Испытание льдом — страница 47 из 79

23 апреля. Хотя температура оставалась по-прежнему низкой, было тихо и ясно. Поэтому мы выступили в поход в девять часов и, дойдя до ближайшей лодки, которую оттащили от судна примерно уже на четыре мили, перевезли ее к другой лодке и к продовольственному складу, находившемуся еще на две мили дальше. Затем, разделив грузы поровну, мы с большим трудом, преодолевая препятствия, продвигались вперед по торосистому льду. В конечном счете пришлось перетаскивать по одной лодке за раз, а затем возвращаться за другой. В результате за пять часов мы продвинулись не более чем на милю. Но тут начался такой сильный буран, что пришлось остановиться и строить снежные хижины. Эти хижины накрыли брезентом, а, поскольку у нас были постели из оленьих шкур и походная кухня, вся партия, состоявшая из 14 человек, удобно расположилась на отдых, хотя температура ночью была —15° F.
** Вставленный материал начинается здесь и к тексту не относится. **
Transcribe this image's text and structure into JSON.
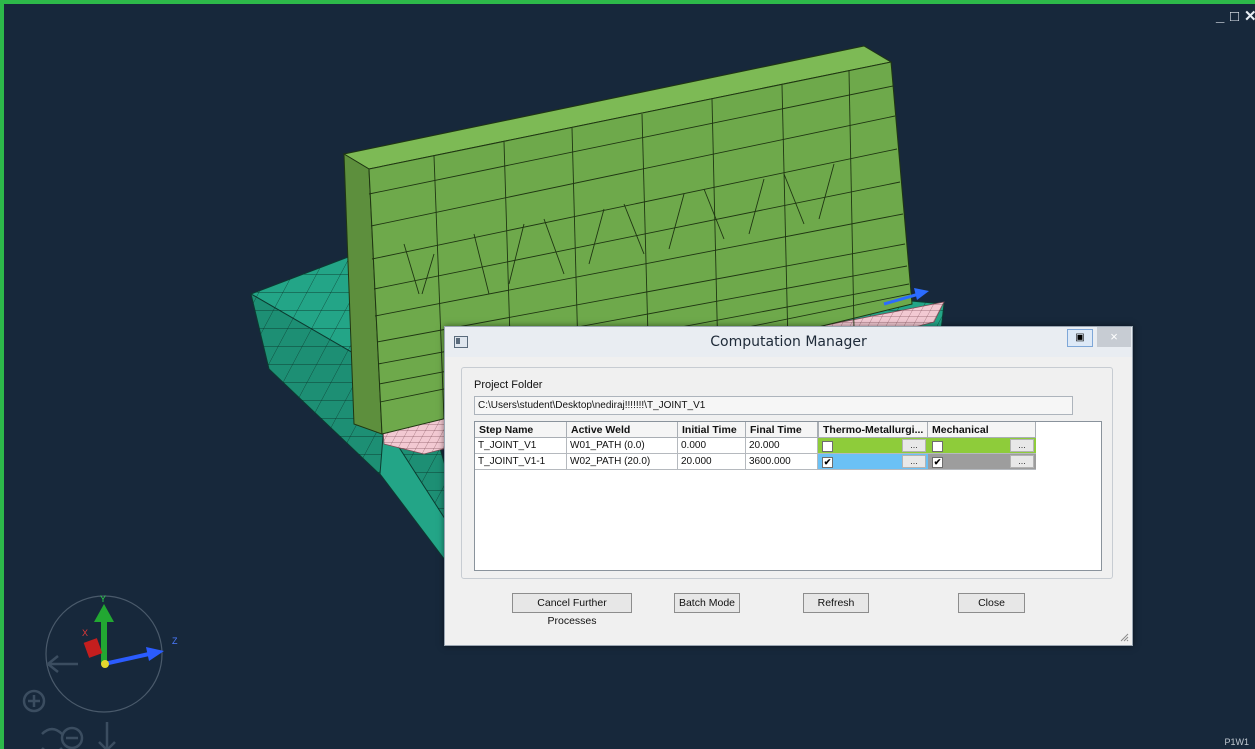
{
  "dialog": {
    "title": "Computation Manager",
    "restore_glyph": "▣",
    "close_glyph": "×",
    "project_folder_label": "Project Folder",
    "project_folder_value": "C:\\Users\\student\\Desktop\\nediraj!!!!!!!\\T_JOINT_V1",
    "columns": [
      "Step Name",
      "Active Weld",
      "Initial Time",
      "Final Time",
      "Thermo-Metallurgi...",
      "Mechanical"
    ],
    "rows": [
      {
        "step_name": "T_JOINT_V1",
        "active_weld": "W01_PATH (0.0)",
        "initial_time": "0.000",
        "final_time": "20.000",
        "thermo_checked": false,
        "mechanical_checked": false,
        "thermo_color": "#8ecc3a",
        "mechanical_color": "#8ecc3a"
      },
      {
        "step_name": "T_JOINT_V1-1",
        "active_weld": "W02_PATH (20.0)",
        "initial_time": "20.000",
        "final_time": "3600.000",
        "thermo_checked": true,
        "mechanical_checked": true,
        "thermo_color": "#6bc1f5",
        "mechanical_color": "#9d9d9d"
      }
    ],
    "ellipsis": "...",
    "check_mark": "✔",
    "buttons": {
      "cancel": "Cancel Further Processes",
      "batch": "Batch Mode",
      "refresh": "Refresh",
      "close": "Close"
    }
  },
  "viewport": {
    "window_controls": {
      "minimize": "_",
      "restore": "□",
      "close": "✕"
    },
    "corner_label": "P1W1",
    "axes": {
      "x": "X",
      "y": "Y",
      "z": "Z"
    },
    "colors": {
      "background": "#17283b",
      "border": "#2db94a",
      "web_plate": "#6ea94b",
      "base_plate": "#23a587",
      "weld_zone": "#f2c9d2"
    }
  }
}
28 апреля. Опять подул штормовой ветер, и мы не могли идти дальше. В воскресенье ветер усилился, и нам пришлось оставить здесь лодки и возвратиться на судно. Ветер дул в спину и не мешал продвижению. Вечером мы добрались до хижин, которые построили первыми, а назавтра около полудня возвратились на судно. Вот краткий результат этого похода: каждый из нас проделал по 110 миль, а реально мы продвинулись всего на 18 миль. Предстояло еще трижды покрыть это расстояние, чтобы перебросить весь груз с корабля только на этот отрезок пути, который в целом должен был составить 300 миль.
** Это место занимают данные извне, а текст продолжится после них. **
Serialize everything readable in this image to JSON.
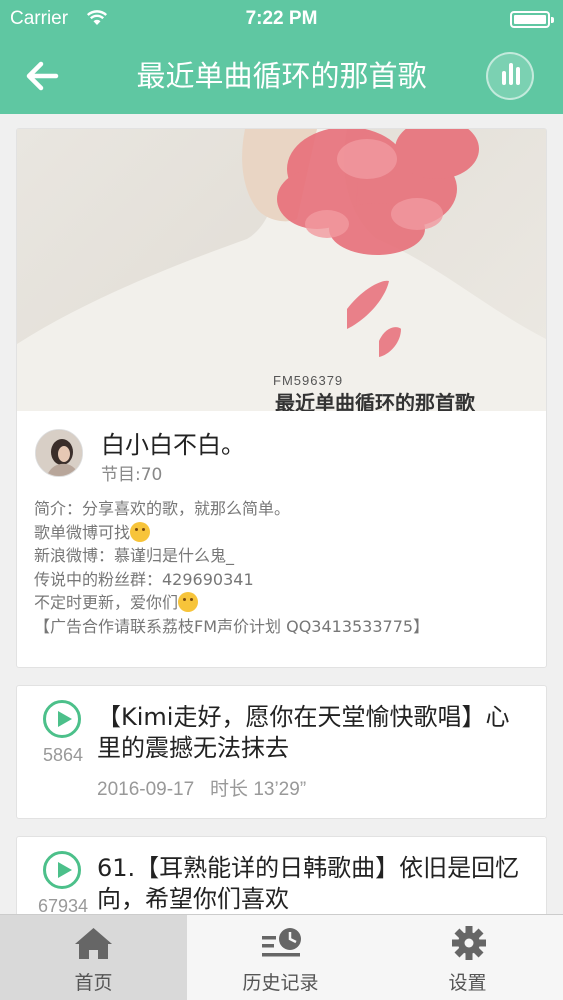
{
  "status_bar": {
    "carrier": "Carrier",
    "time": "7:22 PM"
  },
  "nav": {
    "title": "最近单曲循环的那首歌",
    "back_icon": "arrow-left-icon",
    "player_icon": "equalizer-icon"
  },
  "album": {
    "cover_fm": "FM596379",
    "cover_title": "最近单曲循环的那首歌",
    "author": "白小白不白。",
    "episodes": "节目:70",
    "intro": [
      "简介：分享喜欢的歌，就那么简单。",
      "歌单微博可找",
      "新浪微博：慕谨归是什么鬼_",
      "传说中的粉丝群：429690341",
      "不定时更新，爱你们",
      "【广告合作请联系荔枝FM声价计划 QQ3413533775】"
    ]
  },
  "tracks": [
    {
      "plays": "5864",
      "title": "【Kimi走好，愿你在天堂愉快歌唱】心里的震撼无法抹去",
      "date": "2016-09-17",
      "duration": "时长 13’29”"
    },
    {
      "plays": "67934",
      "title": "61.【耳熟能详的日韩歌曲】依旧是回忆向，希望你们喜欢"
    }
  ],
  "tabs": [
    {
      "label": "首页",
      "icon": "home-icon",
      "active": true
    },
    {
      "label": "历史记录",
      "icon": "history-icon",
      "active": false
    },
    {
      "label": "设置",
      "icon": "gear-icon",
      "active": false
    }
  ],
  "colors": {
    "brand": "#5fc7a2",
    "play": "#4cc08a"
  }
}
7 мая. Мы выступили в поход, увезя оставшуюся провизию и постельные принадлежности, и к трем часам дня достигли второй остановки в 18 милях от судна; нам наконец удалось доставить сюда две лодки и запас провизии еще на пять недель, не считая десятидневного запаса на текущие нужды. Наша работа была слишком тяжелой и беспокойной, и нам было не до шуток. И все же мы не могли удержаться от того, чтобы сравнить наше путешествие с действиями персонажа из арифметической задачи, которому требовалось перенести яйца по одному в заданную точку.
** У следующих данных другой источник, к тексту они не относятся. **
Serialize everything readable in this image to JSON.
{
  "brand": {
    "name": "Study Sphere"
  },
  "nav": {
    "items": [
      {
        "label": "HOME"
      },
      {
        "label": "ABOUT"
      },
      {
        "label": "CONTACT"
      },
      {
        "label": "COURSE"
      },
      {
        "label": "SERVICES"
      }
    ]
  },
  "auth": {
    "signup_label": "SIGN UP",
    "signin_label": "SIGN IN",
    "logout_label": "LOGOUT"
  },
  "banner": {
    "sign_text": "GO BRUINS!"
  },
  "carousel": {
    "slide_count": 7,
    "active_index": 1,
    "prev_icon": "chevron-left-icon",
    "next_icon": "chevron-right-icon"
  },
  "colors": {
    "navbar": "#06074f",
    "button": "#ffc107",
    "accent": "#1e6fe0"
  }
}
8 мая. Сильный снегопад держал нас в заточении целый день. Хотя это позволило нам отдохнуть, мы все же волновались, что испортится дорога. На следующий день было гораздо хуже, ибо дул восточный штормовой ветер, и все же беззаботные матросы спали и наслаждались отдыхом, как будто им больше нечего было делать, как предоставить тревожиться и не спать тому, на ком лежала вся ответственность. Но 10 мая, когда ветер и буран все еще не прекращались, им, судя по всему, стал надоедать отдых в этой хижине, такой тесной, что нельзя было сменить положение, в каком первоначально лег. В полночь ветер утих, но ртуть стояла на нуле по Фаренгейту.

Люди, проводящие всю жизнь на суше, отпускают немало острот по поводу чудачеств моряков. Об этом свидетельствуют хотя бы проза Джо Миллера[85] и песни Дибдина[86]. Между тем персонаж, в чей адрес направлены эти остроты, — целиком вымысел этих сухопутных крыс и так же мало походит на британского или любого иного моряка, как на чикасава[87] или китайца. Несомненно, моряк отличается особым характером, но совсем не таким, какой известен широкой публике. Насколько он хуже — не решаюсь сказать; в каких отношениях лучше или чем отличается — решать не берусь. Но все моряки убеждены в одном: возникают ли трудности с провизией и водой, начался ли шторм или ураган, сбился ли с курса корабль или оказался во время шторма на подветренной стороне у берега — все это «дело капитана». Правда, команды выполняют приказы своих капитанов, люди берутся за дело и совершают при этом такие чудеса, в которые не поверит ни один человек, проживший всю жизнь на суше. Но закончится вахта, и они спят так крепко, как будто все в порядке; остальное — «дело капитана». Наши люди в этой экспедиции довольно всего насмотрелись, чтобы научиться хоть иногда мыслить самостоятельно. Видимо, они действительно порой размышляли о делах, за которые капитан не должен нести ответственность единолично. Но раз способность принимать самостоятельные решения из матросов окончательно выколотили, они во всех случаях, когда нужно было придумать и выполнить что-нибудь новое и необычное, неизменно сохраняли невозмутимое спокойствие. Правильно или неправильно решался вопрос — это было «дело капитана», а не их забота. Нечего сказать, приятная ответственность для капитана!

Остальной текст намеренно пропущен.